Ryan's budget bill includes making Medicare into a voucher-like system in which recipients would receive payments from the government to help cover expenses but eliminate the current way in which the government pays a part of the all of the medical costs of recipients.
During a forum at the Cato Institute, which believes in a limited role for government, Pawlenty lauded Ryan and his budget overhaul efforts.
"The leadership and courage of Rep. Ryan of putting that forward should be noted," Pawlenty said. He also criticized President Barack Obama not for not being bold enough initially on the issue. "He did not have the courage to do what it take to lead the nation in one of the most important and pressing issues," Pawlenty said.
Both in Florida on Tuesday and at a forum Wednesday in Washington, the former two-term Minnesota governor said he would be presenting a detailed budget plan, including how to reform Medicare, soon. As to how his plan will compare to Ryan's, he said, "in general the direction of it is positive, but I am going to have my own plan and so we are going to have some differences from his plan. Some things will be the same. Some things will be different."
As to the differences, he told reporters later, "Our plan will include a series of options that people can choose from. One of which will be to stay in the current program, but we are going to have some other attractive options that I think are going to make a big difference."

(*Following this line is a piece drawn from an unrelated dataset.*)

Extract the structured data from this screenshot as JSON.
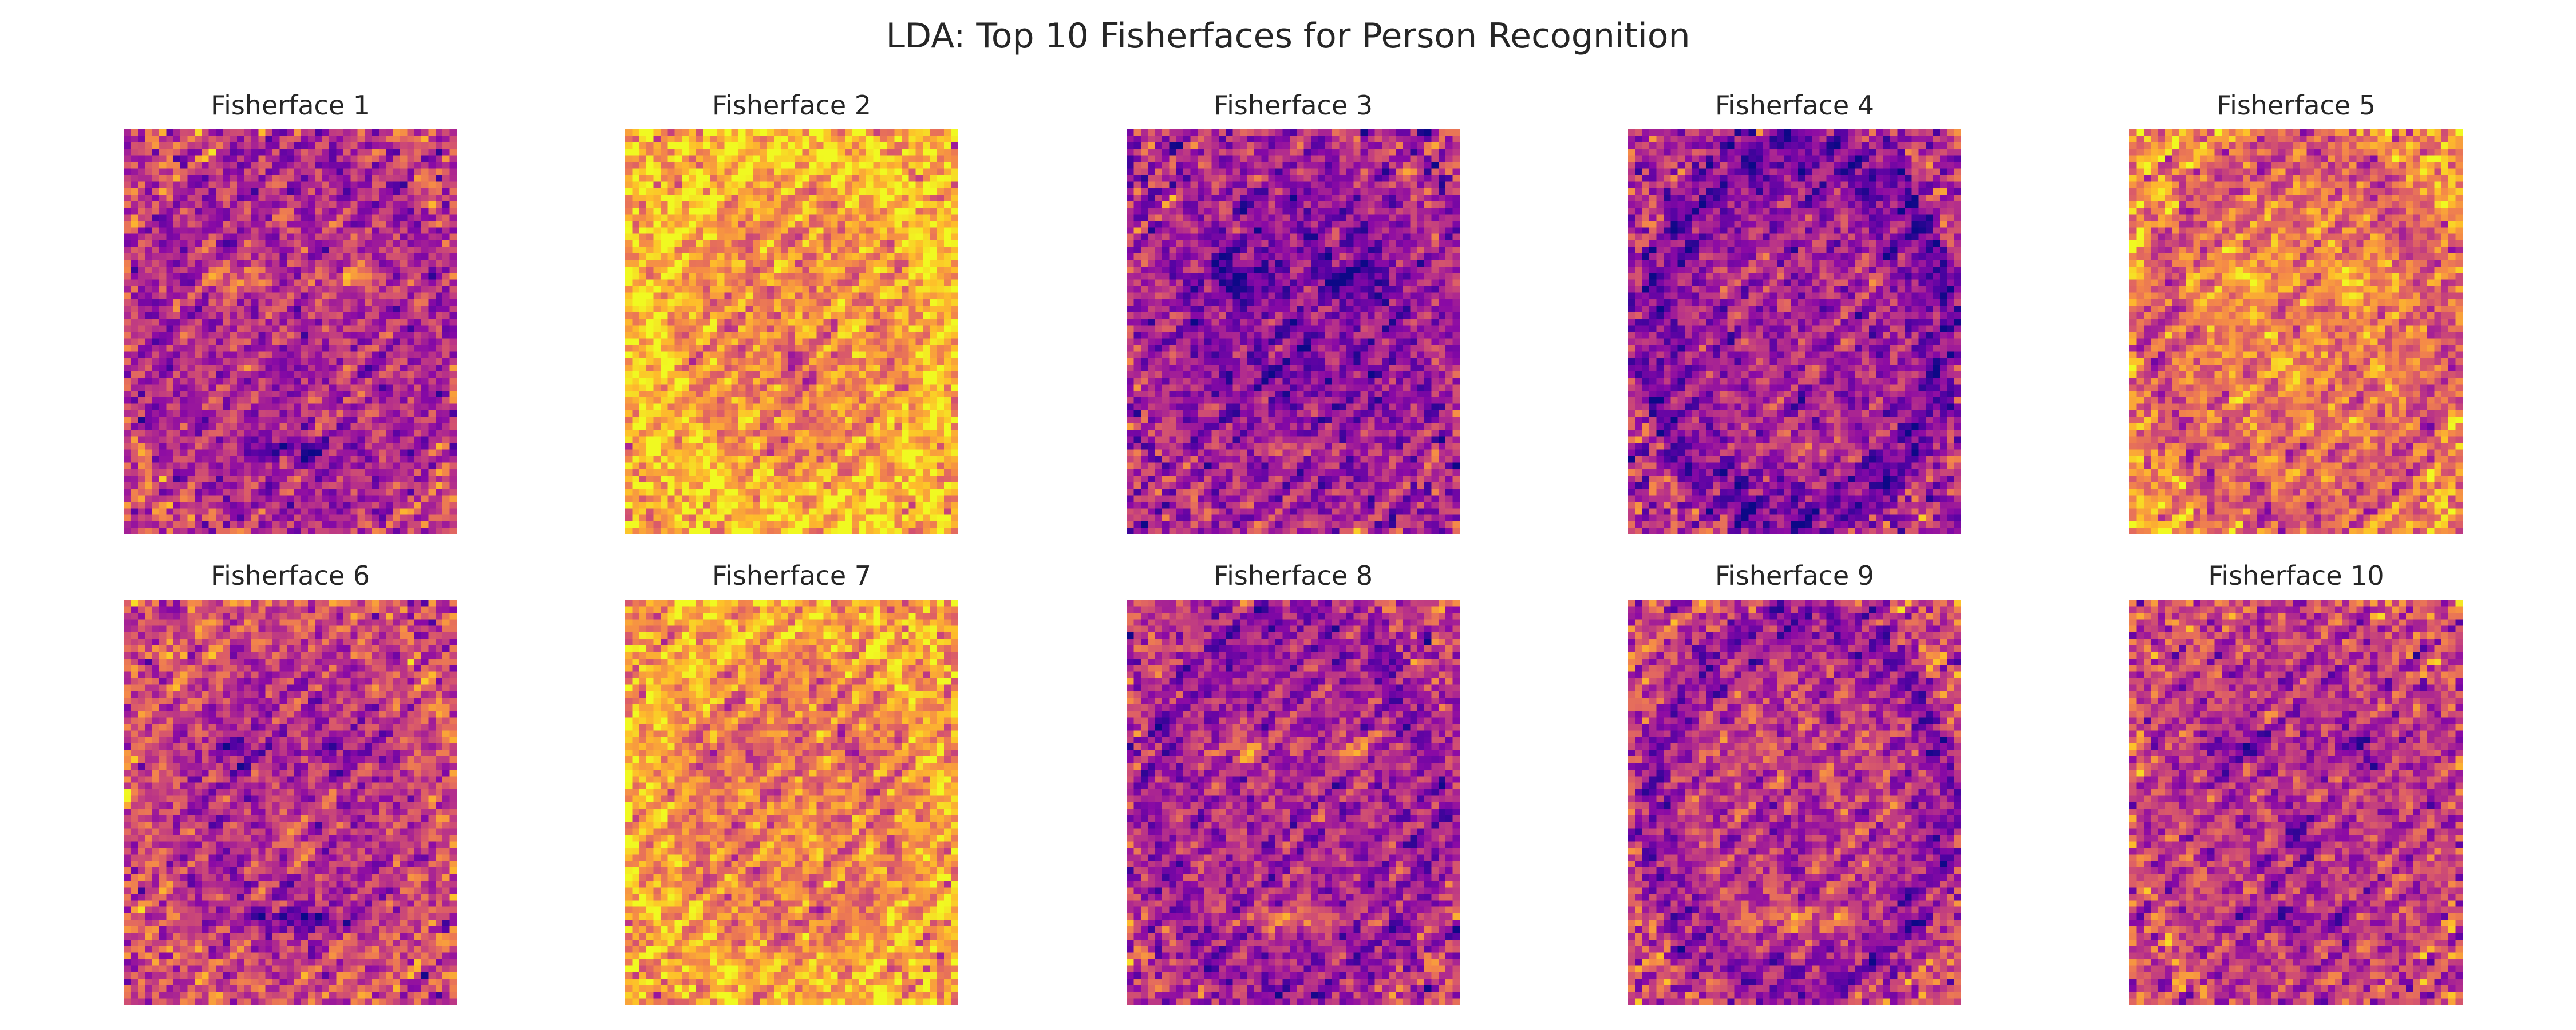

Twice Pawlenty refused to answer a reporter's question of whether he would sign or veto Ryan's budget if it was presented to him as president.

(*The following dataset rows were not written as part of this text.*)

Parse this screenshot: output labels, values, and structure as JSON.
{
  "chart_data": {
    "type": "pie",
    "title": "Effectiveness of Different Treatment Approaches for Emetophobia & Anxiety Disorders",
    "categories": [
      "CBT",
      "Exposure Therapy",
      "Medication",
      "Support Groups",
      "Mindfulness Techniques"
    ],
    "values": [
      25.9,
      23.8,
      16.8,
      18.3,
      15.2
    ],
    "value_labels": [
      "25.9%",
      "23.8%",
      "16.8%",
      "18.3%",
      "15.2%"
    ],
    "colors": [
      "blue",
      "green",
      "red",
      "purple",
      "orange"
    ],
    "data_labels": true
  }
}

The approach taken by Pawlenty came after former House Speaker Newt Gingrich found himself in a storm of controversy by criticizing Ryan's plan on NBC's "Meet the Press" as right-wing social engineering and too radical an approach. After many Republicans called him out, he apologized to Ryan and now says that blueprint is a good place to begin a discussion of the budget problem.

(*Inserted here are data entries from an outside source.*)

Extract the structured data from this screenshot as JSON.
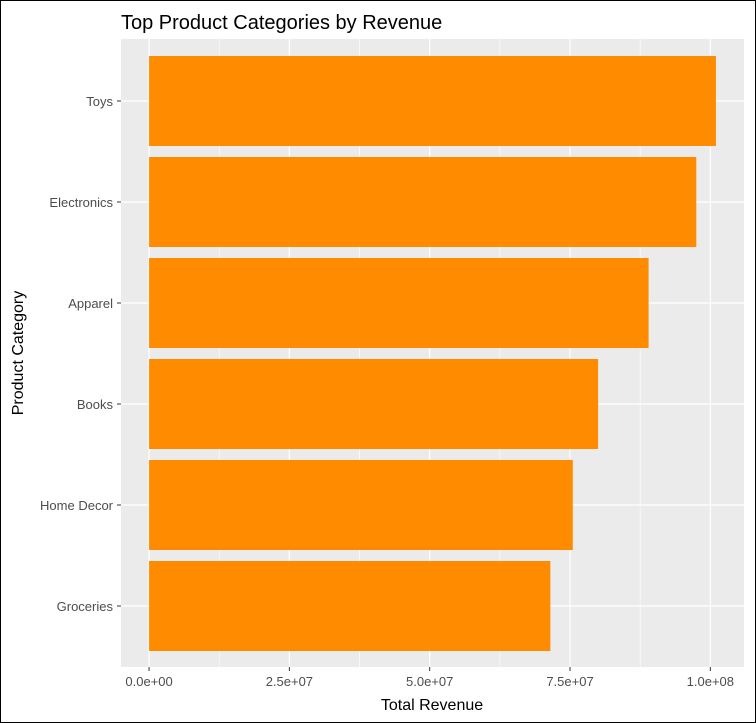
{
  "chart_data": {
    "type": "bar",
    "orientation": "horizontal",
    "title": "Top Product Categories by Revenue",
    "xlabel": "Total Revenue",
    "ylabel": "Product Category",
    "categories": [
      "Toys",
      "Electronics",
      "Apparel",
      "Books",
      "Home Decor",
      "Groceries"
    ],
    "values": [
      101000000,
      97500000,
      89000000,
      80000000,
      75500000,
      71500000
    ],
    "xlim": [
      -5000000,
      106000000
    ],
    "xticks": [
      0,
      25000000,
      50000000,
      75000000,
      100000000
    ],
    "xtick_labels": [
      "0.0e+00",
      "2.5e+07",
      "5.0e+07",
      "7.5e+07",
      "1.0e+08"
    ],
    "bar_color": "#FF8C00",
    "panel_background": "#EBEBEB",
    "grid_color": "#FFFFFF",
    "grid": true,
    "legend": "none"
  }
}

Asked about Tuesday's special congressional election in New York, in which Democrats credited their victory to opposition to the GOP budget bill, Pawlenty said, "Special elections are sometimes not the best barometer of the overall sentiment, but clearly there is some concern about how those issues were presented in New York."
Since announcing his formal candidacy Monday, Pawlenty has been trying to distinguish his campaign by going into the so-called lion's den to specific locations and delivering a tough-love message to bring down the deficit - in Iowa, saying ethanol subsidies should be eliminated; in Florida, saying the
Social Security retirement age needs to be eventually increased; and in Washington, saying federal pay and benefits need to be re-evaluated.
"In many cases public employees are both overpaid and over-benefitted...compared to their private-sector counterparts, and that is just not fair," he said. "We can't have the people who are being paid by the taxpayers getting a better deal than the taxpayers themselves, and these things have to be reconciled." He called for a continuation of the freeze on federal government workers' salaries, excluding the military, and to also include benefits in that initiative in an effort to bring down that level to that of the private sector.